Tony Bingham discussed in Building magazine this week (see his article here) an otherwise unreported NEC3 case in which the High Court decided it was not procedurally unfair for a Responding Party to an adjudication to be expected to respond to a referral notice with 63 lever arch files of supporting evidence in 7 days.

Once my palpitations from the thought of responding to 63 lever arch files in a week had passed, I wondered what we could learn from this case:

  1. Most obviously, note that this could happen to you.  If you are caught up in a final account dispute, make sure you stay on top of all papers as they come in.  You will not necessarily have time once the adjudication has started to review the material. 
  2. Tony Bingham reports that the adjudicator refused the Responding Party's request for an extra two weeks because it would only have left him a day to produce his decision.  Presumably this means that the Referring Party refused to extend the adjudication timetable beyond 28 days.
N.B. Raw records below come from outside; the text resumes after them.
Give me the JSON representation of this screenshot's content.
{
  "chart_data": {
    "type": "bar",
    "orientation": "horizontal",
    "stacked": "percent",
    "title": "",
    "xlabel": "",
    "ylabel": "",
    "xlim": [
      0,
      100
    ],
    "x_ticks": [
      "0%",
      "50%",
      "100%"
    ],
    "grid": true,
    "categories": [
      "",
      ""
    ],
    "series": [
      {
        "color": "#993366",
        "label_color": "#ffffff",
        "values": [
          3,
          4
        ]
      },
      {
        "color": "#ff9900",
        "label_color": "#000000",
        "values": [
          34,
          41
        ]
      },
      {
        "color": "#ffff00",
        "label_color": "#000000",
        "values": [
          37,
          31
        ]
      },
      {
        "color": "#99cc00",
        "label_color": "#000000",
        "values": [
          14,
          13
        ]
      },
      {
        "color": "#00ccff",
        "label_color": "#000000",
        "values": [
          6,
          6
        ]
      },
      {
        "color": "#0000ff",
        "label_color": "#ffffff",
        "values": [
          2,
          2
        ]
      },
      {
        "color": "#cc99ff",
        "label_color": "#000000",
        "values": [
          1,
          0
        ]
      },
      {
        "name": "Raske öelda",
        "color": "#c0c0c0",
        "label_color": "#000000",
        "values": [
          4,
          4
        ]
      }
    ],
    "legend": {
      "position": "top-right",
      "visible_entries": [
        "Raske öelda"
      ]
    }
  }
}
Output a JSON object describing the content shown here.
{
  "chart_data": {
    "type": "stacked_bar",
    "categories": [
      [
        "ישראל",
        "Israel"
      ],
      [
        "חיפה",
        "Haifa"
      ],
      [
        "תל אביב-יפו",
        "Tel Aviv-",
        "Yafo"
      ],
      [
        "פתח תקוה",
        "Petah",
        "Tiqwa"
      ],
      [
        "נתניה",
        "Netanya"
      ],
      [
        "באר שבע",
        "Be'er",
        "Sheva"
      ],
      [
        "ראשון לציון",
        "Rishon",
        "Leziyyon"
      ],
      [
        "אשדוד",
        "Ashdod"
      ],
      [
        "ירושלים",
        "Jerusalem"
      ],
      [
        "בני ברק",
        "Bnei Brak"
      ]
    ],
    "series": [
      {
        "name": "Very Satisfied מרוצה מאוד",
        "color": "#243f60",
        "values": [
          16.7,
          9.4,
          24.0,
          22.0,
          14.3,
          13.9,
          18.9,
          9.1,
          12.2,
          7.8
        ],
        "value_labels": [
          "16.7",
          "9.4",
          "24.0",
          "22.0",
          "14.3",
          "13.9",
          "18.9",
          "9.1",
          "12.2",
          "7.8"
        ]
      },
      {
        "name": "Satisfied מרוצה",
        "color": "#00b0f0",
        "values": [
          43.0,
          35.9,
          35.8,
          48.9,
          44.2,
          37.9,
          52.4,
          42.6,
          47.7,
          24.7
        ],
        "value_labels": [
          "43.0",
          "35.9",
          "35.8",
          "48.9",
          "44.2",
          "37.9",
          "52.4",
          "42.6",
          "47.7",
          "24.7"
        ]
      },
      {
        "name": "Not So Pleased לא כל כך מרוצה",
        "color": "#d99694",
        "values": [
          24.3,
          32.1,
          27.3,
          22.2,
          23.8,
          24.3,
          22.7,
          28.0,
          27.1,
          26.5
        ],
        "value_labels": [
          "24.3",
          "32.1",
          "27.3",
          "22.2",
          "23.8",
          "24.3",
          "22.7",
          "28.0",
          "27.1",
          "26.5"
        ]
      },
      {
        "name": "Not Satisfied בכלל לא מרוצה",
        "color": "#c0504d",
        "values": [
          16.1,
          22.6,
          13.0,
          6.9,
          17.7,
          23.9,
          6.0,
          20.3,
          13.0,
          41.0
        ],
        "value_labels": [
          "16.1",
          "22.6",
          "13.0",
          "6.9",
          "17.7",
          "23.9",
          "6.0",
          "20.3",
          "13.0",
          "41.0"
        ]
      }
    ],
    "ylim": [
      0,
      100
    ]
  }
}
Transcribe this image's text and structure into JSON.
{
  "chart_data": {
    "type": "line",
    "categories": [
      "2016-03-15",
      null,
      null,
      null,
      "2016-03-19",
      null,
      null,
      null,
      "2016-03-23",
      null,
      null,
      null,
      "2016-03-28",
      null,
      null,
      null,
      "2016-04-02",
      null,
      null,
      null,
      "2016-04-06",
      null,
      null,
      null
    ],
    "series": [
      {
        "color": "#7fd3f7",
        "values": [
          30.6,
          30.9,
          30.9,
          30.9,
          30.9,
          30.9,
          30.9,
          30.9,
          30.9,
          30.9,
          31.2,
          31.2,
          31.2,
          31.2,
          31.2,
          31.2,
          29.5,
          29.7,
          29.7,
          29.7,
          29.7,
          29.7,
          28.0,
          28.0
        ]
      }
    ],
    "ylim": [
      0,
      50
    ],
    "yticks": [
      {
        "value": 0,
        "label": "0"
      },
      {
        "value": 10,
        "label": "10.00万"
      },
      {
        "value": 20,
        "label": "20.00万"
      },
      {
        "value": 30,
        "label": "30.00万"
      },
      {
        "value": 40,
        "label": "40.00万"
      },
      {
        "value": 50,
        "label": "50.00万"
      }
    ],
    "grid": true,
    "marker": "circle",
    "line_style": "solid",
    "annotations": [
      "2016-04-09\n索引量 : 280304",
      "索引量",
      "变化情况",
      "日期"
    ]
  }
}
In the short term, the Referring Party did well out of the tight timetable with the £3m awarded by the adjudicator added to its cashflow. However, it has already faced these enforcement proceedings in the High Court. Presumably there is every chance the Responding Party will bring fresh proceedings in the High Court to recover any overpayment. In the long run, it might be better to extend the adjudication timetable by a few weeks to avoid the costs and hassle of several trips to court.